I have developed a bad habit of trying to make time on the road, trying to get camp pitched before dark. A road trip or a long weekend away in nature is supposed to banish anxiety, but I have a habit of channeling all of mine into timing. It’s been beaten into me.
And yet, I never pack on time, so I never get out the door on time. Not even for a three-day weekend in Yosemite. Already feeling the guilt of taking one day off, paralyzed with unspent exhaustion and unable to pack the car in advance, I hit the road an hour later than planned.
It was the fourth day in April, and the campgrounds had just opened. I had not been there since I was eight years old, and we spent most of that trip outside of the valley. Coming up from Fresno, I was so proud of myself for making it to the park entrance just after five, blissfully ignorant, as my GPS ran aground, of how much further I had to go on this one winding road.
The silky velvet blacktop twisted, tangled, ahead of me, and only me. No ranger manned the station, no one was on the road. The road glistened, wet, and the higher I climbed the higher the snowbanks tunneling my route grew. And the trees… I miss them more than anything else, living in Southern California. I will never understand what the appeal of a hike in Santa Monica mountains could be, without a forest that turns dark as night in the right shade of the full sun.

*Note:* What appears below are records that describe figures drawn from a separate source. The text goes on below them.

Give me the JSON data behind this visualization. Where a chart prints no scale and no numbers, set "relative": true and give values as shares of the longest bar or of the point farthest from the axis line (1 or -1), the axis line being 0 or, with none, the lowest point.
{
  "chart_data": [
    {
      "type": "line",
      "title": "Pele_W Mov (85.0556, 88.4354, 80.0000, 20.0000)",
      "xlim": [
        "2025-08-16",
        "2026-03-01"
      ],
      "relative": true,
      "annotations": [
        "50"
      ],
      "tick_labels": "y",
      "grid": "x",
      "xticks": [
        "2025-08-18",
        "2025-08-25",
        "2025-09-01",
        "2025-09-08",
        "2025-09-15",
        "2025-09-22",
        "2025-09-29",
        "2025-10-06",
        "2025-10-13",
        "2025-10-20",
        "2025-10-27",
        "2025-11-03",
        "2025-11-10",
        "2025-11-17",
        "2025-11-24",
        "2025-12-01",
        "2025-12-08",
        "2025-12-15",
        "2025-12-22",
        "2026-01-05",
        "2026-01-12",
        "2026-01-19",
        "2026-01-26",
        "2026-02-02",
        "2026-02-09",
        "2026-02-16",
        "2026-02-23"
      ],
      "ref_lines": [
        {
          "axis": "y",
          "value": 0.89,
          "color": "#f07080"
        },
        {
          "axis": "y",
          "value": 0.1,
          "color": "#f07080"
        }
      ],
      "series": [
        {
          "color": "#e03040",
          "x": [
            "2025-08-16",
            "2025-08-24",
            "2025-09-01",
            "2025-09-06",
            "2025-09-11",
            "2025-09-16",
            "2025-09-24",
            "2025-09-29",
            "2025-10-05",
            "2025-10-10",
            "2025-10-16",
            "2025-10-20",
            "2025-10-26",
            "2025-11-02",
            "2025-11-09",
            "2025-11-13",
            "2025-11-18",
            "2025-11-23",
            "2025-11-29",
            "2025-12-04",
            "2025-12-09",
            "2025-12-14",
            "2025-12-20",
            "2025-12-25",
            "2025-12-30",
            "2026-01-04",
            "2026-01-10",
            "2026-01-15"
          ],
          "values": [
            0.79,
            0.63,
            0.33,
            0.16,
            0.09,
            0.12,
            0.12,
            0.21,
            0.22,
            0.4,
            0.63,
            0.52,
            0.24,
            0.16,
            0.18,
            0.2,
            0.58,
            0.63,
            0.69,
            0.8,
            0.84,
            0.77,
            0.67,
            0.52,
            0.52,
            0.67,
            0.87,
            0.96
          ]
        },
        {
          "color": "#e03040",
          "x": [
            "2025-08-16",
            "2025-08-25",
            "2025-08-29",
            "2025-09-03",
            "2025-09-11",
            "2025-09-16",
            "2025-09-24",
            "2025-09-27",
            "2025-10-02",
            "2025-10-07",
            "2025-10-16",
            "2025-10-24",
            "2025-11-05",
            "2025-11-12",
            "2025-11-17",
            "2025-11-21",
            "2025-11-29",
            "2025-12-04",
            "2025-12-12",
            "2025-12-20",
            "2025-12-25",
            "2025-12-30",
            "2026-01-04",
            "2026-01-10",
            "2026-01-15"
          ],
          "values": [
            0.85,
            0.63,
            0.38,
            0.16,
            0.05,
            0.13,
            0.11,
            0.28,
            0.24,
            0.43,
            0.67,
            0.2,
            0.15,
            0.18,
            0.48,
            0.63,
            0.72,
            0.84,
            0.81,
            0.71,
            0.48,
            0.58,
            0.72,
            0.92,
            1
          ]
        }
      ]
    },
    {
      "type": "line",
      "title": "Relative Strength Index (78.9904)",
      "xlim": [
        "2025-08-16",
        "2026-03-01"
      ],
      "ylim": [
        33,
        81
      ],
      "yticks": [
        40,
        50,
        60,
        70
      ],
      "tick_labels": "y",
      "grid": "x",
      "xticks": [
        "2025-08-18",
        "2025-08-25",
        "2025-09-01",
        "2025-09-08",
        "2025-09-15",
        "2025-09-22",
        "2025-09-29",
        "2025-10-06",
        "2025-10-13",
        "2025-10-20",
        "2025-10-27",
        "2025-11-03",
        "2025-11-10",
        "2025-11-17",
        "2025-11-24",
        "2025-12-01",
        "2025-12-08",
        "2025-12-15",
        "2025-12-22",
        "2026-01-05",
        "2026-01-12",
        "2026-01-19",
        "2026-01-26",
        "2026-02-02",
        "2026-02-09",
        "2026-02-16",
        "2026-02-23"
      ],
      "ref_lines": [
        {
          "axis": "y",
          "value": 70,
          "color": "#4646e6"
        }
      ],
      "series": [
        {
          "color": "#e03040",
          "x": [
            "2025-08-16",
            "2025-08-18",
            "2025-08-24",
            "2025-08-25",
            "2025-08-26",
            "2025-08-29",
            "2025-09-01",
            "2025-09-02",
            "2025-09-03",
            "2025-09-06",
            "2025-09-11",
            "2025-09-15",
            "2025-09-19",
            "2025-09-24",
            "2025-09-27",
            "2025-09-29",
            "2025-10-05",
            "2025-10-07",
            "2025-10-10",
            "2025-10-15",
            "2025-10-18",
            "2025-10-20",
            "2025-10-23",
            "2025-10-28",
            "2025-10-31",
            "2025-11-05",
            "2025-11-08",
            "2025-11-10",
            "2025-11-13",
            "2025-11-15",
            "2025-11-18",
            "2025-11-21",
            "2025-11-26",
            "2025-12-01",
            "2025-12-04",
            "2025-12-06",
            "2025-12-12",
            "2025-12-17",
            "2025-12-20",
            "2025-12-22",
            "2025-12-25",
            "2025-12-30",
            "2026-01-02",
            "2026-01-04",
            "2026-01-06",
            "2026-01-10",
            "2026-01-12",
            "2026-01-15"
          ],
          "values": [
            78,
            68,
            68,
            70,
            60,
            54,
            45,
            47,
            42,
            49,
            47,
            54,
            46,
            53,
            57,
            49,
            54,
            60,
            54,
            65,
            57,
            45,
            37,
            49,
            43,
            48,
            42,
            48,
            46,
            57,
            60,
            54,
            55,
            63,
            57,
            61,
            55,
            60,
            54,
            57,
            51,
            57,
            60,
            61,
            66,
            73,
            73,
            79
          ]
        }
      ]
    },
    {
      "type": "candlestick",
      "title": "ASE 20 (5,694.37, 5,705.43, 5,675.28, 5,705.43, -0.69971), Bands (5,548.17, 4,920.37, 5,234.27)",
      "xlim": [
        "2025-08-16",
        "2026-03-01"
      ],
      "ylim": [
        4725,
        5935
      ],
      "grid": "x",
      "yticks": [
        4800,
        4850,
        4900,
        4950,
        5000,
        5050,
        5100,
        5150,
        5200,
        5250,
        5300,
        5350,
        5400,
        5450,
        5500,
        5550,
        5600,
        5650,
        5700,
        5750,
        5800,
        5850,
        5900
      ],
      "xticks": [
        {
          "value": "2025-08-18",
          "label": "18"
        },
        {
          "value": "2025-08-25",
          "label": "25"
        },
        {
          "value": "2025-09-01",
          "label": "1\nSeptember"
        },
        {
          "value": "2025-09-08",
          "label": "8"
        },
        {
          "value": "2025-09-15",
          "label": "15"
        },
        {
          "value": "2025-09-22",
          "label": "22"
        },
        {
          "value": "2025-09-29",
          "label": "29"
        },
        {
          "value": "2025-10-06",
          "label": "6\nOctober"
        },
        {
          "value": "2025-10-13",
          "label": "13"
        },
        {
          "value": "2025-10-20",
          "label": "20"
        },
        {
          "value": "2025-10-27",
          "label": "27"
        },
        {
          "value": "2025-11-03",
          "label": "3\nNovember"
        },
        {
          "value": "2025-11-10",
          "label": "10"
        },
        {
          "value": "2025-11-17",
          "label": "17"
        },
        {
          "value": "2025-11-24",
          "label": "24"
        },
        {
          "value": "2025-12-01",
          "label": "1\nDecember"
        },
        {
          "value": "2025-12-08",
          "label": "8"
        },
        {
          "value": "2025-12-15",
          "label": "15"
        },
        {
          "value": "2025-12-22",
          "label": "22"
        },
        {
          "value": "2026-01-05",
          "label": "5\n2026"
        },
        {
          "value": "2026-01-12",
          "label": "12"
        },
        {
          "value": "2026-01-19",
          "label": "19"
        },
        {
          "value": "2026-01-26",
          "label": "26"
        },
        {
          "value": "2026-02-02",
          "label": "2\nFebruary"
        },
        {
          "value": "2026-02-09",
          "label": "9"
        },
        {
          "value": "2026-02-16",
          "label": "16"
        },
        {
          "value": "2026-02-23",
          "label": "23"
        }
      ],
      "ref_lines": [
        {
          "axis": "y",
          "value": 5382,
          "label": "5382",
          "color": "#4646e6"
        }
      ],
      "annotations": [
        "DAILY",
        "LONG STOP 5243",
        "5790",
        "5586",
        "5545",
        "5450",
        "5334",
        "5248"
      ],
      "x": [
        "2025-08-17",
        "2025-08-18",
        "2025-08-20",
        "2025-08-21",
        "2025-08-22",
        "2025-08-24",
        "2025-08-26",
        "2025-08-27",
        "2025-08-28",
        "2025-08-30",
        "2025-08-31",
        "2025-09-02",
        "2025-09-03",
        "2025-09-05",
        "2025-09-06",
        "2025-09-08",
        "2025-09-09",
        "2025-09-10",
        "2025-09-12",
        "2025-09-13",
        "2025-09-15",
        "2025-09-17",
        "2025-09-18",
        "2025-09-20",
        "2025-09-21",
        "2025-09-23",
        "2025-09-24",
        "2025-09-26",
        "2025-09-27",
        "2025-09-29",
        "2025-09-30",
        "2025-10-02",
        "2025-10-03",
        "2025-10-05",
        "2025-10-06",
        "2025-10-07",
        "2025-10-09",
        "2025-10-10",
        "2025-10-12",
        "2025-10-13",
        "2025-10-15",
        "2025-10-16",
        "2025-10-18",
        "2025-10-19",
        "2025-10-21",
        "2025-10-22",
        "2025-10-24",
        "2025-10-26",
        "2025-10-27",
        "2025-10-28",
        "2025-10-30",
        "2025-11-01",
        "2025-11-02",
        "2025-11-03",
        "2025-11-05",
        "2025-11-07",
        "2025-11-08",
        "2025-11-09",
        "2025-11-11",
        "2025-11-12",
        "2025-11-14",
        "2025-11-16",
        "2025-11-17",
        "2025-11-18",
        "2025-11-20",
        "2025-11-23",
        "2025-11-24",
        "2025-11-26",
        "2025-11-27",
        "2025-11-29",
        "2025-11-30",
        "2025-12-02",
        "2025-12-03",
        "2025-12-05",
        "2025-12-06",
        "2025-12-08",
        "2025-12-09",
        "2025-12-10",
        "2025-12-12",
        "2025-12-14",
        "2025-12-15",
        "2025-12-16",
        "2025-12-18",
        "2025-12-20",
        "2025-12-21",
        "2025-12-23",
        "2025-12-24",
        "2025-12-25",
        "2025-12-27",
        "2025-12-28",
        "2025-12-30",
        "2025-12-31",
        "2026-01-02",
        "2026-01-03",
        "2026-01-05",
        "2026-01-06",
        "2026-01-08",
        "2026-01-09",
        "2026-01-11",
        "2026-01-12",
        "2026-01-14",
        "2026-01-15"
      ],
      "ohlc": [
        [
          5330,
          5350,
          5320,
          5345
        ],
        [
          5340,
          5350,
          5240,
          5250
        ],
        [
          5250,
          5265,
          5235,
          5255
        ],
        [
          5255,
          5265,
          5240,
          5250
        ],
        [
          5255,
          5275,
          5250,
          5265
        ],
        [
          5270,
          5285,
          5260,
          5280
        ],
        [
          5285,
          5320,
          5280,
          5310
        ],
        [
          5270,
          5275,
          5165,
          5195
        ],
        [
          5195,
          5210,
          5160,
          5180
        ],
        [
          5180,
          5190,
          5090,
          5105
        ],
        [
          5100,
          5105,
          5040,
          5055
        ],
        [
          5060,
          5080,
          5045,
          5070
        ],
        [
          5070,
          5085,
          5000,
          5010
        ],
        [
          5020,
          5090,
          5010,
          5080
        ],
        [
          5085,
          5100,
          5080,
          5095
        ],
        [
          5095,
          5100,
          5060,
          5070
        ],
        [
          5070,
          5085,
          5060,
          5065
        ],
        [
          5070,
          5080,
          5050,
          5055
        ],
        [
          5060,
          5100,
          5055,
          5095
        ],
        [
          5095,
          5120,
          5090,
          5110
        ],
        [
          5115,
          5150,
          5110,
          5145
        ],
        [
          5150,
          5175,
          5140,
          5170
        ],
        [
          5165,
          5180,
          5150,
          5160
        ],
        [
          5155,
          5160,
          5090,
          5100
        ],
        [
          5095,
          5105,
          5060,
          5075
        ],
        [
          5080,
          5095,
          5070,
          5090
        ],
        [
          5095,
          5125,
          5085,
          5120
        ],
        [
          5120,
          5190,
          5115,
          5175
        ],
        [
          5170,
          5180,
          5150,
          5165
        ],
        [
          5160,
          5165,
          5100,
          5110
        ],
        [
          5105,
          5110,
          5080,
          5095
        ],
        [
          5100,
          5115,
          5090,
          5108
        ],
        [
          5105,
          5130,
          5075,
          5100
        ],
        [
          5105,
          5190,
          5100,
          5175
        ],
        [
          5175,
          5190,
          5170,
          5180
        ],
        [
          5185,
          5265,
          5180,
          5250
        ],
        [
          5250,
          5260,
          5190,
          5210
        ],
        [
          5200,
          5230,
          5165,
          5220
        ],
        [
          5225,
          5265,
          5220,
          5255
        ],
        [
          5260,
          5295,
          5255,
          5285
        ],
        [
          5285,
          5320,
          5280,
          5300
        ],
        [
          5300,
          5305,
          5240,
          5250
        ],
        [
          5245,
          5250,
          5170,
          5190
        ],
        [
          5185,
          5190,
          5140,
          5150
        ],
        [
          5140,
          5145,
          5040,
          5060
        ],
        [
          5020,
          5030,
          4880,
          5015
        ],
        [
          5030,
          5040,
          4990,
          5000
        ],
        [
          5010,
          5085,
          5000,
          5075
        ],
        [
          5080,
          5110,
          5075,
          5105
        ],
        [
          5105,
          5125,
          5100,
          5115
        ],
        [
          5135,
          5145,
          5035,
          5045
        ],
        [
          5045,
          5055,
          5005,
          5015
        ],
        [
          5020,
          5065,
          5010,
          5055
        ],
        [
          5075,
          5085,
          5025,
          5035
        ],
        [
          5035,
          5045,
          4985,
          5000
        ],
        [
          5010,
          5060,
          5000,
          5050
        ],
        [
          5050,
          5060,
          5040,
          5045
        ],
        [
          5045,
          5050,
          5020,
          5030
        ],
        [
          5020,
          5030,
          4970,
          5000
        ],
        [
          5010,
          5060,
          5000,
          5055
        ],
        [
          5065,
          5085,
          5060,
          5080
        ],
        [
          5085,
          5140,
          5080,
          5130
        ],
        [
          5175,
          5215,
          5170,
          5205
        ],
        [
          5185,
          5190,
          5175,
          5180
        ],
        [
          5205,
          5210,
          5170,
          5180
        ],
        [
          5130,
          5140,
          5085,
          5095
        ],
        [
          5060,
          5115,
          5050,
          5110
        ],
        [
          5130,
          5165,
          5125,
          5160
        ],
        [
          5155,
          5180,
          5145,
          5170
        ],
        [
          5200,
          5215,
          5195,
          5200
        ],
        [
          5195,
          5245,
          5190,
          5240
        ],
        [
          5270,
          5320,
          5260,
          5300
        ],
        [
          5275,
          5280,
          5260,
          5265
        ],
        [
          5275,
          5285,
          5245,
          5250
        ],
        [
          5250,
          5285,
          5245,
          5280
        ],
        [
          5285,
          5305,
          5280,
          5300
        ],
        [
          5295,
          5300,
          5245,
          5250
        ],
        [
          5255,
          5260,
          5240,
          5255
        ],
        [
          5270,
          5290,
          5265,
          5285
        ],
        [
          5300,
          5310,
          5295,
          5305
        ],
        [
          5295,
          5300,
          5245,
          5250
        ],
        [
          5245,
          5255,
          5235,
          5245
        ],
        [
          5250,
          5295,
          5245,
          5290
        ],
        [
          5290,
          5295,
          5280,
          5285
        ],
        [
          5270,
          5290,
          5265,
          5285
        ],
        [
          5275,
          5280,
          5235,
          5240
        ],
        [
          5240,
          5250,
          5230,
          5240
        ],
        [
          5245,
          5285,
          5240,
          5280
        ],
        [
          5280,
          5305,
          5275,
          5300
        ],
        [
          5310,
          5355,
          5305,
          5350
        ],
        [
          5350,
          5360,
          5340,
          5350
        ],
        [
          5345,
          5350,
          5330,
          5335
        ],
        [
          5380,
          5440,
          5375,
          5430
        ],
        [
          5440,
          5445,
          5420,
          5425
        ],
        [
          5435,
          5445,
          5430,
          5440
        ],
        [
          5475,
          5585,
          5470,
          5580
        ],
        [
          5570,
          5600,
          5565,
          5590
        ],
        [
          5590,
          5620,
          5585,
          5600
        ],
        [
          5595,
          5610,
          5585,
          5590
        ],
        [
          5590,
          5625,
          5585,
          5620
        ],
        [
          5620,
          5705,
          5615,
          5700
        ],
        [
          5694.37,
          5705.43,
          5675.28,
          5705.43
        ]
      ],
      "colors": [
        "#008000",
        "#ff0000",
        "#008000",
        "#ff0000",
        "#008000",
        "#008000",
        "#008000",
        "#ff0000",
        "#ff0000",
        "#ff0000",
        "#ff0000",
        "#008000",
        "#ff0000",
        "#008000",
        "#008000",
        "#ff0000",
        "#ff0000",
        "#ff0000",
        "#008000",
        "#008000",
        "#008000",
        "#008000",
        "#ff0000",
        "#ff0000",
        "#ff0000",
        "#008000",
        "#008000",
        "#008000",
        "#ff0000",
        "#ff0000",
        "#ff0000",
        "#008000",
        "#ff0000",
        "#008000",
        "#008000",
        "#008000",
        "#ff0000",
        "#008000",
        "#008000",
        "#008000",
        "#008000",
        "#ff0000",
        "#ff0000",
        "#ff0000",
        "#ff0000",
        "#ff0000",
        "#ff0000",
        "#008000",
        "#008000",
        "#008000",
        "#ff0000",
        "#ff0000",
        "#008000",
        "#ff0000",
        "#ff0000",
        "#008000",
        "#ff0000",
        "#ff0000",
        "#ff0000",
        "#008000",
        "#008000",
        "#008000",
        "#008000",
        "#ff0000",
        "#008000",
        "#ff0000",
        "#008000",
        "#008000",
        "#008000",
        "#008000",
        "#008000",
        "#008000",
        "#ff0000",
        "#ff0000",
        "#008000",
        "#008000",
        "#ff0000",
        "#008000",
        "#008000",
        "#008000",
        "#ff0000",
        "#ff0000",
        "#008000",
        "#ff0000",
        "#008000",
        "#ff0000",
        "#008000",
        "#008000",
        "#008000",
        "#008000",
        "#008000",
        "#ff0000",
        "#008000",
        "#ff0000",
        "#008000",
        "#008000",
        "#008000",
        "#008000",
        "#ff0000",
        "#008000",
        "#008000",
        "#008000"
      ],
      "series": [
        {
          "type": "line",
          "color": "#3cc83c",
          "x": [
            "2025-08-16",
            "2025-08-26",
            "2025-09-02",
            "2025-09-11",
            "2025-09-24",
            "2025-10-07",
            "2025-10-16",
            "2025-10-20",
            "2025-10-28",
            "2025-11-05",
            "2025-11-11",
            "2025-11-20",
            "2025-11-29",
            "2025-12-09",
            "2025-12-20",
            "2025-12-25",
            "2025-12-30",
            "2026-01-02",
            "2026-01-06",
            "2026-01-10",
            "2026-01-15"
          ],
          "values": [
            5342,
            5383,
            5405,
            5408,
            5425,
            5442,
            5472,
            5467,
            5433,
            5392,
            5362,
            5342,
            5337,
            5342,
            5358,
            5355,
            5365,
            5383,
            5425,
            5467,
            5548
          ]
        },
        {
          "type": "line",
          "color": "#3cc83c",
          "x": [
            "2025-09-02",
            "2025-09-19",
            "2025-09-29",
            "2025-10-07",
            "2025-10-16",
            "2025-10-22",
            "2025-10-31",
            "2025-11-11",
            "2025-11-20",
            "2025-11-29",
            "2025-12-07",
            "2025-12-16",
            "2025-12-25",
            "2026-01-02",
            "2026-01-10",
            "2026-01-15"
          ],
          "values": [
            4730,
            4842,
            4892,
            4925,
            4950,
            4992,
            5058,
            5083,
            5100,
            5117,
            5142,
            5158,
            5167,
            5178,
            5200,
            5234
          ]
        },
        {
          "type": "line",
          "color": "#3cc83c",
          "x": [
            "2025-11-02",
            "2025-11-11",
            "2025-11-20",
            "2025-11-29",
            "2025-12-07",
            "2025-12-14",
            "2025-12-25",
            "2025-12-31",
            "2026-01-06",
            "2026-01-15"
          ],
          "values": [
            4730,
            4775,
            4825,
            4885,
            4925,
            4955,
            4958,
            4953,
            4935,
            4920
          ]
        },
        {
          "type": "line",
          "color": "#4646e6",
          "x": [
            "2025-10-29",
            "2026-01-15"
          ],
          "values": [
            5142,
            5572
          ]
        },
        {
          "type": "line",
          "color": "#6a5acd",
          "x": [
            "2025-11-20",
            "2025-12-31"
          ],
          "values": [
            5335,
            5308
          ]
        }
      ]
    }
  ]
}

Whenever I passed a clearing, I saw only clouds. They were large, menacing, and ahead of me. I prepared every moment to meet a thunderstorm, but it never came. It was apparently heralding my arrival. I drove at the speed of the swift-moving rain giant ahead of me, right in its clear, sunny wake.
The tall, tall evergreens and the low angle of a triumphant evening sun, so proud to get one last word in on this day over the clouds, made magic through the forest floor. The sun only broke through in spheres of all sizes, like driving through floating bubbles of light, as it wove through the canopy. I dodged the light and shadows, swerving left and right and left in rhythm with the S-turns and switchbacks, through a sieve of dappled sun.
I felt like King Midas, but that with every touch of gold I had more gold to give out to the world. I gathered as many of the brilliant spots of light as I could.
It went on impossibly long for an early April evening. I must have been driving an hour-and-a-half, past magical Mairiposa Grove, snowed under. Past an old timey Victorian hotel, abandoned. The sequoia groves blanketed my dogs and I safely as we embarked on a first for us: solo camping - one human to handle two Central Asian Homefront Defenders. I made a note that we should camp in the redwood groves next time, just as we had when I was a kid, making stew out of acorns, leaves, pine needles, and bright red bark with our cousins while our dads set a gas lantern hanging on a redwood bough up in flames. This was something familiar, something cozy and comfortable in an uncertain life, yet still an adventure.
Then, a tunnel. I snapped back through reality’s portal, back to executing our time-stopped plan. Sunglasses off, confirmed. Headlights on, confirmed. Right lane, here we go. The sudden darkness was enough to jolt me out of my flowing, dreamy ride right back into action. I approached the exit. Sunglasses accessible, confirmed. Headlights off, confirmed.
Then my breath ceased completely. All thoughts ceased. What plan? What timing? What reservation? I had to force myself to focus enough to check my rear view mirror, slow, blinker, and turn off across traffic to the left. I didn’t even bother with my camera, but I will never forget the sight as we entered the mythic valley at dusk.